A+ Contemporary presents the opening of artist He Yida’s solo exhibition “Right Misplacement” on October 29th, 2016. The exhibition is on view through December 11th.
He Yida’s artistic practice focuses primarily on sculptural installation, and its creative process is often brimming with chance and possibilities: unexpectedly found readymades are integrated with purposely created artwork into one, and the clash between established plans and sudden revelation has transcended the signification of the appropriation and transformation process of the readymades beyond the objects’ own sculpturality. Whether it be through the perspectives of sculptural dialogue or aesthetics appreciation, these objects collectively represent a form of “anti-monumentality”, which crumbles the notion of immortality as symbolized by the monument-esque mass and volume, as well as topples the social order, political criterion and the signified authoritative power as cemented by traditional monuments; these all reflect He Yida’s reservation towards macroscopic narratives and a preference for the “insignificant” while revealing clues that lead from certainty towards a path filled with possibilities.
The exhibition title “Right Misplacement” recreates the “awkward” situation that is manipulated in He Yida’s works: common objects are detached from their original context to enter the discourse of the white cube, wherein they surrender their everyday significance and ability to suggest and connote; on the other hand, readymades have disintegrated the aura of contemporary art with their distinct traits of commonality and worldliness, and the dissipation of the distance innate to aesthetics appreciation enables viewers’ imagination as triggered by the artworks to be transformed into an intuitive response. Ultimately, the misplaced objects have established a relationship with their supporting structures and the space they occupy, so as to be corrected and thereby attain rebirth in the artist’s reconstructed context. The exhibiting works represent a conclusion of He Yida’s artistic practices for the past two years; within the framework of the presentation of the relationships among objects as well as between object and space, the works explore the relationship between cube and plane, between display and representation, and between the aestheticization and the aesthetics of everyday life, even delving into questions regarding the origin of art.

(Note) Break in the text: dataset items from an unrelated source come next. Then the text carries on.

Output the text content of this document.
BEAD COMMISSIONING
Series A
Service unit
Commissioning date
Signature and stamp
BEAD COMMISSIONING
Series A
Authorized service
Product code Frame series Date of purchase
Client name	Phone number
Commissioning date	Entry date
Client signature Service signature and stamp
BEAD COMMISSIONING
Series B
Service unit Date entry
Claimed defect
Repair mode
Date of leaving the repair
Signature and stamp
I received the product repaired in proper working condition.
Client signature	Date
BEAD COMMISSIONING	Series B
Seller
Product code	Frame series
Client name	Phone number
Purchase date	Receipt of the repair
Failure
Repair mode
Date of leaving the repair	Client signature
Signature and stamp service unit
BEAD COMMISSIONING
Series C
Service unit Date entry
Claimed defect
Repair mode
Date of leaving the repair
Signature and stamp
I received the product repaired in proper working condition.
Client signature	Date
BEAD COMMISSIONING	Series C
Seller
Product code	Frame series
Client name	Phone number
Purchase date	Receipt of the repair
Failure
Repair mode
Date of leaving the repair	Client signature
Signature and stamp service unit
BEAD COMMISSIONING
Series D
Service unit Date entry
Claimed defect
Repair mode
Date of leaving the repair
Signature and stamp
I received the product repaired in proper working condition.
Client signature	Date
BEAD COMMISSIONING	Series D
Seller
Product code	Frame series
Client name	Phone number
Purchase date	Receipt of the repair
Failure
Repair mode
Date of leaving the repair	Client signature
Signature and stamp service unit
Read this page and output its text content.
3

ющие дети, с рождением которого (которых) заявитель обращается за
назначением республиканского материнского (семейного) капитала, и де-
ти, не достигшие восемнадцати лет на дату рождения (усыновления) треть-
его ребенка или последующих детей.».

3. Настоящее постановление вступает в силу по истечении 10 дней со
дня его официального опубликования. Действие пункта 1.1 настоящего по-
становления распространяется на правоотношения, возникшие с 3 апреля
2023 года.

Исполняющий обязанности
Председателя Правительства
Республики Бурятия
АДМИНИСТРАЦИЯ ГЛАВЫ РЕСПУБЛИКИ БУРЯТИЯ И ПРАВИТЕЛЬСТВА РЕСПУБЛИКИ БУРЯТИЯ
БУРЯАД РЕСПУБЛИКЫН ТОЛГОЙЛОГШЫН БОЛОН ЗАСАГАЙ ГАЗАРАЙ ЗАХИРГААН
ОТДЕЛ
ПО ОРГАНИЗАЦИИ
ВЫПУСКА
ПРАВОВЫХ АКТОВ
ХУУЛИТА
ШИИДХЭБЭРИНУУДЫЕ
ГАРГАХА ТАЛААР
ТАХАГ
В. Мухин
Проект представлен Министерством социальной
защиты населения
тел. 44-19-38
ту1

The materials that seemingly bear the influence of Arte Povera have an innate appearance of defect that feels specious and even incomplete, and the experimental spirit projected, while foolish yet bold, questions contemporary values, structures and cognitive systems. To deny and emerge atop the notion of “aura” as proposed by Walter Benjamin is the artist’s pursuit of the ultimate value of human sensibility and emancipation. The objects of varied sources and production methods have dismantled the boundaries among materials, realizing He Yida’s incessant exploration into the overlapped fields between elite and plebeian cultures, and between the purported high-end and its confrontation in the realms of materials and aesthetics.